Мы направились к его неряшливому столу, заваленному бумагами, как всегда, пересыпанными кукурузными хлопьями и сигарным пеплом. Я быстренько уселся в кресло перед столом. Он в нерешительности переминался с ноги на ногу, и я уже начал опасаться, что он станет гладить меня по головке или присядет на ручку кресла. Поэтому я закинул ногу на ногу, а руки положил на подлокотники. Он устремил на меня прочувствованный взгляд, но потом все же двинулся к своему креслу и тяжело плюхнулся на сиденье.
— Черт тебя побери совсем, — произнес он. — Роберт, у меня сегодня радостный день. Я ждал его десять лет кряду.
— Откуда ты уже все знаешь? — спросил я.
Он вытащил новую сигару, откусил у нее кончик, выплюнул его куда попало и ответил невнятно, раскуривая сигару и выдыхая клубы табачного дыма:
— Позвонила.
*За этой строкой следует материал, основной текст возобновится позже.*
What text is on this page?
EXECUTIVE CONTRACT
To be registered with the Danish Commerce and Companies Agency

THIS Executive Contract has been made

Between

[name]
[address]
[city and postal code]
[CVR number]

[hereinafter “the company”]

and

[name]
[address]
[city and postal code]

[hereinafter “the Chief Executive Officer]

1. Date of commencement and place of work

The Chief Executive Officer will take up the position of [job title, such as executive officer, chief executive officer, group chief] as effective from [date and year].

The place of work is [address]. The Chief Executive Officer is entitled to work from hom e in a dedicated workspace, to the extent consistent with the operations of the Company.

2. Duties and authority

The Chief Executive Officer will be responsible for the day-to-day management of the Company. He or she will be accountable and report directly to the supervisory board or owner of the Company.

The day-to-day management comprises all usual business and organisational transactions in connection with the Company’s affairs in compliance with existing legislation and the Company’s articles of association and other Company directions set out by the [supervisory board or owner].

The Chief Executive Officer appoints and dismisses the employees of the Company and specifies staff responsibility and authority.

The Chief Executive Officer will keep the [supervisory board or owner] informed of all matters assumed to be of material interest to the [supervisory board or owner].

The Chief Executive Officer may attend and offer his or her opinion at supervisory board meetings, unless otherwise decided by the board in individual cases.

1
Карин. Уже в восемь утра. Все рассказала.
— Все?
— Все. В своей изысканной манере, ты же ее знаешь. С ног до головы врожденное благородство. Истинная аристократка! У тебя, мол, в Каннах завелась другая женщина, и ты безжалостно бросил свою аристократку. Такого человека «Глобаль» не сможет числить среди своих сотрудников. Я обязан тебя уволить. Эта баба совсем спятила! Да ведь если мы тебя уволим, откуда возьмутся у нее средства на безбедную жизнь? Уверяю тебя, эта Карин на все способна. Даже брызнуть кислотой в лицо той женщины. Ну, я ее отшил по всей форме.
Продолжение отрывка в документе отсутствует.